In their request for a ruling, or writ of mandamus, Engelbrecht and Phillips said Hoyt erred because he entered the restraining order without any evidence from Konnech, which sued True the Vote and the leaders for defamation, and without allowing defendants to put forth all relevant evidence.

The order stemmed from Phillips viewing data believed to be from Konnech in a hotel room in 2021. Phillips has claimed that Mike Hasson, another FBI informant, obtained the data from servers in China.

Defendants said they fully complied with the order except for withholding the name of the second informant, who was never alleged to have accessed any of Konnech’s computers and who Phillips has said would be endangered by having their name made public.

Opposition

Konnech opposed both the release of the defendants from jail and the vacating of the contempt order.

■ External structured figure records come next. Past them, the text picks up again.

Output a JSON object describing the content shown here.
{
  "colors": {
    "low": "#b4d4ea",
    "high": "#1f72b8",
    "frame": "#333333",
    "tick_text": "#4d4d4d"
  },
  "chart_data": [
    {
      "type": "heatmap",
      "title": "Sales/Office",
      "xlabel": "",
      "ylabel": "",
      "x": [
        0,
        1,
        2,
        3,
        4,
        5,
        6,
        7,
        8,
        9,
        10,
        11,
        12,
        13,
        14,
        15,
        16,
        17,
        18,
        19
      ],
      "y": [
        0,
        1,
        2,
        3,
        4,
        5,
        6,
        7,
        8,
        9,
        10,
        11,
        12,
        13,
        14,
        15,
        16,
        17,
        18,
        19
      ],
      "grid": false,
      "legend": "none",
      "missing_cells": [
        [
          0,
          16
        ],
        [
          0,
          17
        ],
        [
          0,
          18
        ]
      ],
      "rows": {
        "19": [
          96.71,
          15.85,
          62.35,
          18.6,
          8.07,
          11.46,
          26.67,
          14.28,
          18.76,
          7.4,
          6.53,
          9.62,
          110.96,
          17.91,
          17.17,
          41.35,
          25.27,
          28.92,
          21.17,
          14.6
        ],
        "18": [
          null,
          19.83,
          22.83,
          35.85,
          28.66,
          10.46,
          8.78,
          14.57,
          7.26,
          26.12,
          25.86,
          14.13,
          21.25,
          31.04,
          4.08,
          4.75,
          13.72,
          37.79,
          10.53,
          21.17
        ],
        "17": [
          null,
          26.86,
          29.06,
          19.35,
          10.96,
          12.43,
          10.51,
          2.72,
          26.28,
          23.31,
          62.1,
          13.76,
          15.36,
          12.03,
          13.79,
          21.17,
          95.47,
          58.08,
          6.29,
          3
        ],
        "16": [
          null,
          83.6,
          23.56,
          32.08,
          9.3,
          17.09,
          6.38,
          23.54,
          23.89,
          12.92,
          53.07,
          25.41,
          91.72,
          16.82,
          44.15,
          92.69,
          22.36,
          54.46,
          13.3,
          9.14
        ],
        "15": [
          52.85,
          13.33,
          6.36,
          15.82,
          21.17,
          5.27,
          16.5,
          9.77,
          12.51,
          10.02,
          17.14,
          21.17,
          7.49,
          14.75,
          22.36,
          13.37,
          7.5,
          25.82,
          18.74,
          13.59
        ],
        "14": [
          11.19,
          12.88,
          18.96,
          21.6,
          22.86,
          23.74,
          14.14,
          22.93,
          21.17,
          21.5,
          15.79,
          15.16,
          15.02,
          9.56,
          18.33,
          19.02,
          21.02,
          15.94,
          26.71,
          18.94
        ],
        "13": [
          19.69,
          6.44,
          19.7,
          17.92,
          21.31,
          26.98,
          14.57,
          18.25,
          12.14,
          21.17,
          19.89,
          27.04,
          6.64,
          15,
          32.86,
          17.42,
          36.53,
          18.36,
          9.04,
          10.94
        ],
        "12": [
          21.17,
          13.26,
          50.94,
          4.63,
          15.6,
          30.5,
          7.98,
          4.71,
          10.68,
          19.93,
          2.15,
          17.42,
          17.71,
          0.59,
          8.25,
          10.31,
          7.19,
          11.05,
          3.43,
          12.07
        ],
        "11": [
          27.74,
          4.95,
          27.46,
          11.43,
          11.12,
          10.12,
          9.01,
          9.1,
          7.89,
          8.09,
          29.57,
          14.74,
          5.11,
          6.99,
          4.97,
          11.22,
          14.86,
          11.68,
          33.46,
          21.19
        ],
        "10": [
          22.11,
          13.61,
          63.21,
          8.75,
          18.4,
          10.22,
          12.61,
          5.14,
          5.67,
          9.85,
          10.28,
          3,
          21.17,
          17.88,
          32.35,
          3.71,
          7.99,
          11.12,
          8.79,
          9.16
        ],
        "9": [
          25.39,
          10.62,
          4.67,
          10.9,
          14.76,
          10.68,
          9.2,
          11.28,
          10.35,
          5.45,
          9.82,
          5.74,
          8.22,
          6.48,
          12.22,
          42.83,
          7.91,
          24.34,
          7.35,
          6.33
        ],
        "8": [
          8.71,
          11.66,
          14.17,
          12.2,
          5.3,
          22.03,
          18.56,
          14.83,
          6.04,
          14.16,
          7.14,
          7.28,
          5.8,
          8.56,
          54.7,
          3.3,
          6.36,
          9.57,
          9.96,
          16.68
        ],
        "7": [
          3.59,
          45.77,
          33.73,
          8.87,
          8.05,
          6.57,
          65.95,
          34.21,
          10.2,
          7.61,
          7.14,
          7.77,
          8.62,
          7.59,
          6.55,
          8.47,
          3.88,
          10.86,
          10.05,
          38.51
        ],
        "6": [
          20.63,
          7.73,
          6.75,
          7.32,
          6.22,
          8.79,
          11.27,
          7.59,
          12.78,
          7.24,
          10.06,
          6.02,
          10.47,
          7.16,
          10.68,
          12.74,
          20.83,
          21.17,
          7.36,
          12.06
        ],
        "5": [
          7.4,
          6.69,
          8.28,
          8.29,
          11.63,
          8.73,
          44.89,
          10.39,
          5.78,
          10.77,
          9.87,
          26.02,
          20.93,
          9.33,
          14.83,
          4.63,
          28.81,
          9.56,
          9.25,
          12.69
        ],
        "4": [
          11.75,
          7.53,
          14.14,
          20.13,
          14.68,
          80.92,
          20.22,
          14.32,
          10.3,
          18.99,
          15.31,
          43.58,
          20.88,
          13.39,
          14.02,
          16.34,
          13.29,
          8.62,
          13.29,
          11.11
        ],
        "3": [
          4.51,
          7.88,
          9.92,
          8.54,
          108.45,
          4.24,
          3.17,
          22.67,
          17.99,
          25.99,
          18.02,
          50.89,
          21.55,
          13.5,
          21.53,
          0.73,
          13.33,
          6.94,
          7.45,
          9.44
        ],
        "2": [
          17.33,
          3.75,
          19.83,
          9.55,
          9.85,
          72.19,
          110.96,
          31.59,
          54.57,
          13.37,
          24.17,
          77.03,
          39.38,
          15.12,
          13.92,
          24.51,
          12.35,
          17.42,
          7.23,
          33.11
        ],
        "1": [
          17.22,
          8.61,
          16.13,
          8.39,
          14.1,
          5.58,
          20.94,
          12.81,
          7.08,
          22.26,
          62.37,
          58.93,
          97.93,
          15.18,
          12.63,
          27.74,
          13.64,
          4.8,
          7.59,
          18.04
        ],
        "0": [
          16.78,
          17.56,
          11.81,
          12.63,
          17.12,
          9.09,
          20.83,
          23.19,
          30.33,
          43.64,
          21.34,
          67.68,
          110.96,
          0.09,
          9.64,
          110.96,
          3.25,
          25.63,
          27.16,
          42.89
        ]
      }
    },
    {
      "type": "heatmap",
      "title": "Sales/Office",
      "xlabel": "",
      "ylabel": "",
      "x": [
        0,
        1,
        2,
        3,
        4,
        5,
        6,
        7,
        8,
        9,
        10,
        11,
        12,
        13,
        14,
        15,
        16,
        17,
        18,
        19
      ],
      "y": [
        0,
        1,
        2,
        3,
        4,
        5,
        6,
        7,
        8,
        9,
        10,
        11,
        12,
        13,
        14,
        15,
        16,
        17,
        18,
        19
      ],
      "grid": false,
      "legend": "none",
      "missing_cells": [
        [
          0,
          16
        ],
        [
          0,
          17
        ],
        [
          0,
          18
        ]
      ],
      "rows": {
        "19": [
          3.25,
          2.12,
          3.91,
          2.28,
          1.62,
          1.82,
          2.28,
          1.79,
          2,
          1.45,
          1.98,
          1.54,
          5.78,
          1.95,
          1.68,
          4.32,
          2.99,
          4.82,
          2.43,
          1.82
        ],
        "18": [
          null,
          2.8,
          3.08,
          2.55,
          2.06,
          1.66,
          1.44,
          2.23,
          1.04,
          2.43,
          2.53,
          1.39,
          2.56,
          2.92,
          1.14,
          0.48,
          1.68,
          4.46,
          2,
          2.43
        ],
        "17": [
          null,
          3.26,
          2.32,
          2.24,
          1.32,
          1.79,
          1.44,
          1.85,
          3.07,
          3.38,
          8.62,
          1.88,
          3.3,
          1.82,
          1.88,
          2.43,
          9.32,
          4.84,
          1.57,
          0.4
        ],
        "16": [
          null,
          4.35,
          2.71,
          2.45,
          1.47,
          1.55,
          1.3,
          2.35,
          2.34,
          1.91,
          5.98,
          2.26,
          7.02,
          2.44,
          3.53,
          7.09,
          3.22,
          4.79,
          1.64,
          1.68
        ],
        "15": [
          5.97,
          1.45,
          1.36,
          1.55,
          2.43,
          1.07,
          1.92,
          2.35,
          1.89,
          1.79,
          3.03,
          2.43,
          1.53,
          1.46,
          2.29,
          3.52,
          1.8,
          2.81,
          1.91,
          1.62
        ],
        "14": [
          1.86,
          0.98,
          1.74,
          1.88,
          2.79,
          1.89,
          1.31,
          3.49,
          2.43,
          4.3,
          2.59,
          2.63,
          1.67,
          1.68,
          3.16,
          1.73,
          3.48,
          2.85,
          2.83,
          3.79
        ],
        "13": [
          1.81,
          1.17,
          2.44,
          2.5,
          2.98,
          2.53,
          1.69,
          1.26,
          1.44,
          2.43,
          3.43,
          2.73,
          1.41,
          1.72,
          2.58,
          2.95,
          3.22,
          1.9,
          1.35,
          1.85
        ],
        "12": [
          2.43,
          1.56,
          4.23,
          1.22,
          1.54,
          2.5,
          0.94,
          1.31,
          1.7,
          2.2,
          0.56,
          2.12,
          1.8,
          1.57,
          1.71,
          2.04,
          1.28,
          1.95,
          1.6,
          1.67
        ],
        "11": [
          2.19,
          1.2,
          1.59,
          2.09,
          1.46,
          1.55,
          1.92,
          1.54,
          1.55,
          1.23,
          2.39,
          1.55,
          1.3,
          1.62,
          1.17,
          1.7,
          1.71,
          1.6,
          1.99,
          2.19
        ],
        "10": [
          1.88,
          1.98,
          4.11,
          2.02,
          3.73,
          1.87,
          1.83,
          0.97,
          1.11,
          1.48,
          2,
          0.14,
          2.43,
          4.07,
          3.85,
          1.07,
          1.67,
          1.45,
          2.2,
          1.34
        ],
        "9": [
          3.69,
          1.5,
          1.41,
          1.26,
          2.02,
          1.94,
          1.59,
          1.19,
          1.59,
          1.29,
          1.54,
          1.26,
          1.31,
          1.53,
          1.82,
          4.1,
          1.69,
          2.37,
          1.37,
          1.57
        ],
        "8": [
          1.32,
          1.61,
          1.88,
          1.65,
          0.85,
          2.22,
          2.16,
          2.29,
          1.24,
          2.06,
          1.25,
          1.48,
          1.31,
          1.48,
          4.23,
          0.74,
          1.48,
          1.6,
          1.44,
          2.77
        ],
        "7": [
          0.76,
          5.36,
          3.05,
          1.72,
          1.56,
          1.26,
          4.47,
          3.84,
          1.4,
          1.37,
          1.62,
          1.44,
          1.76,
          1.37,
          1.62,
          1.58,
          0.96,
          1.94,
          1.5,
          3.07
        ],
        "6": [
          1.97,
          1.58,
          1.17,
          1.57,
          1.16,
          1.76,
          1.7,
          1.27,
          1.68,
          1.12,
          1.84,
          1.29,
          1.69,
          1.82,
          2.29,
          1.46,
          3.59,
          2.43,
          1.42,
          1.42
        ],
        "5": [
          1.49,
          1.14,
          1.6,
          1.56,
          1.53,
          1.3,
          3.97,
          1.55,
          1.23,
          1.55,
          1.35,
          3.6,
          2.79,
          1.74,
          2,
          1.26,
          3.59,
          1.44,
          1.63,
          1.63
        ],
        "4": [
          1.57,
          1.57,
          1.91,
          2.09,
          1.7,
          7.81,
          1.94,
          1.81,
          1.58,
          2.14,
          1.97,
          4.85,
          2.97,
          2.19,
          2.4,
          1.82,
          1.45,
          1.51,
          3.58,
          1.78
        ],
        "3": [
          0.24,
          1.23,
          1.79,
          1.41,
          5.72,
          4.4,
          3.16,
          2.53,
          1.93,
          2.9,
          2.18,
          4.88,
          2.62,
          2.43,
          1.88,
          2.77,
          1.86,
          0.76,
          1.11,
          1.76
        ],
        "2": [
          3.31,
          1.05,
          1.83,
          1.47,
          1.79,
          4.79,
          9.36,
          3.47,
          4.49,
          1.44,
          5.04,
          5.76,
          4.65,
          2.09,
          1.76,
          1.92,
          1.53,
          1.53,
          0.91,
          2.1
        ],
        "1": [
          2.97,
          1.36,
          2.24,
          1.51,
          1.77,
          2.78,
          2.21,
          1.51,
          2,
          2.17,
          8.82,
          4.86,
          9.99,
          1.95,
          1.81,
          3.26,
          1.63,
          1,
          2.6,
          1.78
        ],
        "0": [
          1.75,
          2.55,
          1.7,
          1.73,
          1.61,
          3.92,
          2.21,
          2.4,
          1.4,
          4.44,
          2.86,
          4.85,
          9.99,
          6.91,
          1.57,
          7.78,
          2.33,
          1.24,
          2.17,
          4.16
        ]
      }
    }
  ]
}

Lawyers for the firm said that defendants “have no one but themselves to blame for their confinement” and that they could immediately free themselves if they supplied the identity they were withholding.

In its opposition to the writ, Konnech added that Hoyt “correctly exercised his coercive contempt power and should be permitted to continue to use the coercive and compensatory contempt tools available to all federal judges to enforce his orders.”

Konnech also said that True the Vote leaders have shown no evidence that the person who is not being identified is an FBI informant and “have presented no evidence and cited no authority to warrant their refusal to disclose the individual’s identity.” The firm’s lawyers also noted that a lawyer for the defendants said during a hearing that the FBI was not interested in shielding the information.

“At bottom, the third person’s identity is needed to discover the truth about what really happened and remedy the situation,” the firm claimed.